When you consider that Romney has already defined himself as a callous Wall Street mogul, I’m not sure that it’s wise for him to identify with business, as he does in the quote. What’s more, Romney’s overall contention—that Obama has been terrible for business—just isn't true. As Time’s Michael Sivy notes, money has been rolling in for business during the president’s term:
In fact, corporate profits are now at a peak in dollar terms and close to an all-time high as a percentage of GDP. Overall, profits have more than doubled since 2000, while stock prices are actually lower than they were 12 years ago. What that means is that lots of great stocks are now cheap by historical standards.
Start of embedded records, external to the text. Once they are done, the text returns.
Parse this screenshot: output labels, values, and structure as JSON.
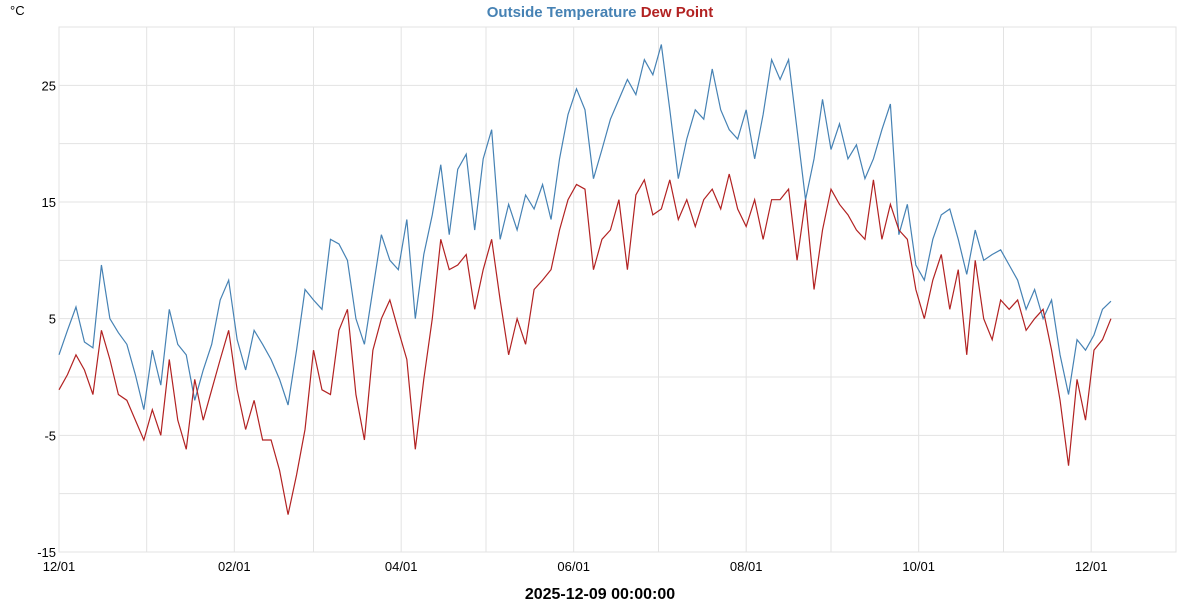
{
  "chart_data": {
    "type": "line",
    "ylabel": "°C",
    "xlabel": "2025-12-09 00:00:00",
    "x": [
      0,
      3,
      6,
      9,
      12,
      15,
      18,
      21,
      24,
      27,
      30,
      33,
      36,
      39,
      42,
      45,
      48,
      51,
      54,
      57,
      60,
      63,
      66,
      69,
      72,
      75,
      78,
      81,
      84,
      87,
      90,
      93,
      96,
      99,
      102,
      105,
      108,
      111,
      114,
      117,
      120,
      123,
      126,
      129,
      132,
      135,
      138,
      141,
      144,
      147,
      150,
      153,
      156,
      159,
      162,
      165,
      168,
      171,
      174,
      177,
      180,
      183,
      186,
      189,
      192,
      195,
      198,
      201,
      204,
      207,
      210,
      213,
      216,
      219,
      222,
      225,
      228,
      231,
      234,
      237,
      240,
      243,
      246,
      249,
      252,
      255,
      258,
      261,
      264,
      267,
      270,
      273,
      276,
      279,
      282,
      285,
      288,
      291,
      294,
      297,
      300,
      303,
      306,
      309,
      312,
      315,
      318,
      321,
      324,
      327,
      330,
      333,
      336,
      339,
      342,
      345,
      348,
      351,
      354,
      357,
      360,
      363,
      366,
      369,
      372
    ],
    "series": [
      {
        "name": "Outside Temperature",
        "color": "#4682b4",
        "values": [
          1.9,
          4,
          6,
          3,
          2.5,
          9.6,
          5,
          3.8,
          2.8,
          0.2,
          -2.8,
          2.3,
          -0.7,
          5.8,
          2.8,
          1.9,
          -2,
          0.6,
          2.8,
          6.6,
          8.3,
          3.2,
          0.6,
          4,
          2.8,
          1.5,
          -0.2,
          -2.4,
          2.3,
          7.5,
          6.6,
          5.8,
          11.8,
          11.4,
          10,
          5,
          2.8,
          7.5,
          12.2,
          10,
          9.2,
          13.5,
          5,
          10.5,
          13.9,
          18.2,
          12.2,
          17.8,
          19.1,
          12.6,
          18.7,
          21.2,
          11.8,
          14.8,
          12.6,
          15.6,
          14.4,
          16.5,
          13.5,
          18.7,
          22.5,
          24.7,
          22.9,
          17,
          19.5,
          22.1,
          23.8,
          25.5,
          24.2,
          27.2,
          25.9,
          28.5,
          22.9,
          17,
          20.4,
          22.9,
          22.1,
          26.4,
          22.9,
          21.2,
          20.4,
          22.9,
          18.7,
          22.5,
          27.2,
          25.5,
          27.2,
          21.2,
          15.2,
          18.7,
          23.8,
          19.5,
          21.7,
          18.7,
          19.9,
          17,
          18.7,
          21.2,
          23.4,
          12.2,
          14.8,
          9.6,
          8.3,
          11.8,
          13.9,
          14.4,
          11.8,
          8.8,
          12.6,
          10,
          10.5,
          10.9,
          9.6,
          8.3,
          5.8,
          7.5,
          5,
          6.6,
          1.9,
          -1.5,
          3.2,
          2.3,
          3.6,
          5.8,
          6.5
        ]
      },
      {
        "name": "Dew Point",
        "color": "#b22222",
        "values": [
          -1.1,
          0.2,
          1.9,
          0.6,
          -1.5,
          4,
          1.5,
          -1.5,
          -2,
          -3.7,
          -5.4,
          -2.8,
          -5,
          1.5,
          -3.7,
          -6.2,
          -0.2,
          -3.7,
          -1.1,
          1.5,
          4,
          -1.1,
          -4.5,
          -2,
          -5.4,
          -5.4,
          -8,
          -11.8,
          -8.4,
          -4.5,
          2.3,
          -1.1,
          -1.5,
          4,
          5.8,
          -1.5,
          -5.4,
          2.3,
          5,
          6.6,
          4,
          1.5,
          -6.2,
          -0.2,
          5,
          11.8,
          9.2,
          9.6,
          10.5,
          5.8,
          9.2,
          11.8,
          6.6,
          1.9,
          5,
          2.8,
          7.5,
          8.3,
          9.2,
          12.6,
          15.2,
          16.5,
          16.1,
          9.2,
          11.8,
          12.6,
          15.2,
          9.2,
          15.6,
          16.9,
          13.9,
          14.4,
          16.9,
          13.5,
          15.2,
          12.9,
          15.2,
          16.1,
          14.4,
          17.4,
          14.4,
          12.9,
          15.2,
          11.8,
          15.2,
          15.2,
          16.1,
          10,
          15.2,
          7.5,
          12.6,
          16.1,
          14.8,
          13.9,
          12.6,
          11.8,
          16.9,
          11.8,
          14.8,
          12.6,
          11.8,
          7.5,
          5,
          8.3,
          10.5,
          5.8,
          9.2,
          1.9,
          10,
          5,
          3.2,
          6.6,
          5.8,
          6.6,
          4,
          5,
          5.8,
          2.3,
          -2,
          -7.6,
          -0.2,
          -3.7,
          2.3,
          3.2,
          5
        ]
      }
    ],
    "xlim": [
      0,
      395
    ],
    "xticks": [
      {
        "value": 0,
        "label": "12/01"
      },
      {
        "value": 62,
        "label": "02/01"
      },
      {
        "value": 121,
        "label": "04/01"
      },
      {
        "value": 182,
        "label": "06/01"
      },
      {
        "value": 243,
        "label": "08/01"
      },
      {
        "value": 304,
        "label": "10/01"
      },
      {
        "value": 365,
        "label": "12/01"
      }
    ],
    "xgrid_minor": [
      31,
      90,
      151,
      212,
      273,
      334
    ],
    "ylim": [
      -15,
      30
    ],
    "yticks": [
      -15,
      -5,
      5,
      15,
      25
    ],
    "ygrid_minor": [
      -10,
      0,
      10,
      20,
      30
    ],
    "grid": true
  }
}
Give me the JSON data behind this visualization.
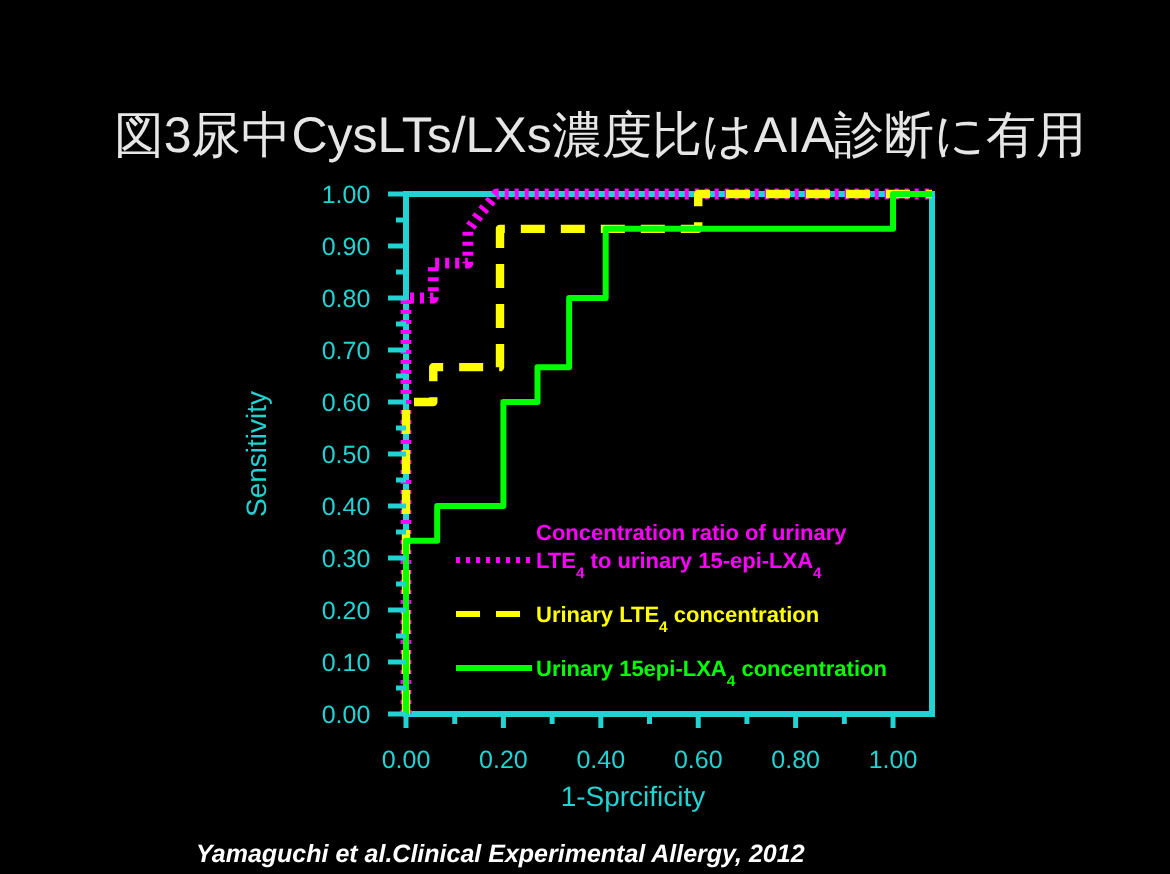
{
  "chart_data": {
    "type": "line",
    "title": "図3尿中CysLTs/LXs濃度比はAIA診断に有用",
    "xlabel": "1-Sprcificity",
    "ylabel": "Sensitivity",
    "xlim": [
      0,
      1.08
    ],
    "ylim": [
      0,
      1
    ],
    "xticks": [
      {
        "value": 0,
        "label": "0.00"
      },
      {
        "value": 0.1,
        "label": null
      },
      {
        "value": 0.2,
        "label": "0.20"
      },
      {
        "value": 0.3,
        "label": null
      },
      {
        "value": 0.4,
        "label": "0.40"
      },
      {
        "value": 0.5,
        "label": null
      },
      {
        "value": 0.6,
        "label": "0.60"
      },
      {
        "value": 0.7,
        "label": null
      },
      {
        "value": 0.8,
        "label": "0.80"
      },
      {
        "value": 0.9,
        "label": null
      },
      {
        "value": 1,
        "label": "1.00"
      }
    ],
    "yticks": [
      {
        "value": 0,
        "label": "0.00"
      },
      {
        "value": 0.05,
        "label": null
      },
      {
        "value": 0.1,
        "label": "0.10"
      },
      {
        "value": 0.15,
        "label": null
      },
      {
        "value": 0.2,
        "label": "0.20"
      },
      {
        "value": 0.25,
        "label": null
      },
      {
        "value": 0.3,
        "label": "0.30"
      },
      {
        "value": 0.35,
        "label": null
      },
      {
        "value": 0.4,
        "label": "0.40"
      },
      {
        "value": 0.45,
        "label": null
      },
      {
        "value": 0.5,
        "label": "0.50"
      },
      {
        "value": 0.55,
        "label": null
      },
      {
        "value": 0.6,
        "label": "0.60"
      },
      {
        "value": 0.65,
        "label": null
      },
      {
        "value": 0.7,
        "label": "0.70"
      },
      {
        "value": 0.75,
        "label": null
      },
      {
        "value": 0.8,
        "label": "0.80"
      },
      {
        "value": 0.85,
        "label": null
      },
      {
        "value": 0.9,
        "label": "0.90"
      },
      {
        "value": 0.95,
        "label": null
      },
      {
        "value": 1,
        "label": "1.00"
      }
    ],
    "grid": false,
    "legend": "bottom right",
    "marker": "none",
    "series": [
      {
        "name": "Concentration ratio of urinary LTE$_{4}$ to urinary 15-epi-LXA$_{4}$",
        "color": "#ff00ff",
        "line_style": "dotted",
        "x": [
          0,
          0,
          0.056,
          0.056,
          0.127,
          0.127,
          0.15,
          0.186,
          1.08
        ],
        "values": [
          0,
          0.8,
          0.8,
          0.867,
          0.867,
          0.93,
          0.96,
          1,
          1
        ]
      },
      {
        "name": "Urinary LTE$_{4}$ concentration",
        "color": "#ffff00",
        "line_style": "dashed",
        "x": [
          0,
          0,
          0.056,
          0.056,
          0.193,
          0.193,
          0.6,
          0.6,
          1.08
        ],
        "values": [
          0,
          0.6,
          0.6,
          0.667,
          0.667,
          0.933,
          0.933,
          1,
          1
        ]
      },
      {
        "name": "Urinary 15epi-LXA$_{4}$ concentration",
        "color": "#00ff00",
        "line_style": "solid",
        "x": [
          0,
          0,
          0.064,
          0.064,
          0.2,
          0.2,
          0.27,
          0.27,
          0.335,
          0.335,
          0.41,
          0.41,
          1,
          1,
          1.08
        ],
        "values": [
          0,
          0.333,
          0.333,
          0.4,
          0.4,
          0.6,
          0.6,
          0.667,
          0.667,
          0.8,
          0.8,
          0.933,
          0.933,
          1,
          1
        ]
      }
    ],
    "annotations": [
      "Yamaguchi et al.Clinical Experimental Allergy, 2012"
    ]
  }
}
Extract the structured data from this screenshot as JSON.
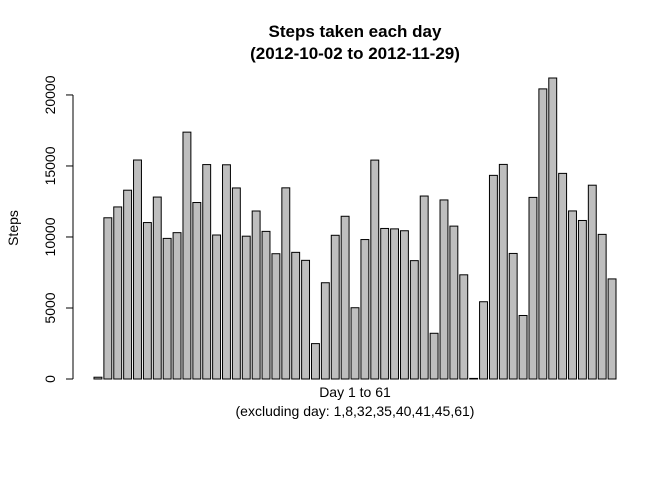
{
  "chart_data": {
    "type": "bar",
    "title": "Steps taken each day",
    "subtitle": "(2012-10-02 to 2012-11-29)",
    "xlabel": "Day 1 to 61",
    "xlabel_sub": "(excluding day: 1,8,32,35,40,41,45,61)",
    "ylabel": "Steps",
    "ylim": [
      0,
      21194
    ],
    "yticks": [
      "0",
      "5000",
      "10000",
      "15000",
      "20000"
    ],
    "grid": false,
    "colors": {
      "bar_fill": "#bebebe",
      "bar_stroke": "#000000"
    },
    "values": [
      126,
      11352,
      12116,
      13294,
      15420,
      11015,
      12811,
      9900,
      10304,
      17382,
      12426,
      15098,
      10139,
      15084,
      13452,
      10056,
      11829,
      10395,
      8821,
      13460,
      8918,
      8355,
      2492,
      6778,
      10119,
      11458,
      5018,
      9819,
      15414,
      10600,
      10571,
      10439,
      8334,
      12883,
      3219,
      12608,
      10765,
      7336,
      41,
      5441,
      14339,
      15110,
      8841,
      4472,
      12787,
      20427,
      21194,
      14478,
      11834,
      11162,
      13646,
      10183,
      7047
    ]
  }
}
As long as this doesn’t penetrate the broader consciousness, Romney can attack Obama as bad for business for as long as he likes. But if the administration responds with an account of how business has flourished during the administration’s term, and it takes hold, then he’s closed an avenue of attack for the former Massachusetts governor. Indeed, this gets to the major weakness of Romney’s campaign: It depends on a weak economy. If the economy shows modest improvement between now and the election, then Romney’s rationale for this candidacy—I will fix the economy—dissipates entirely.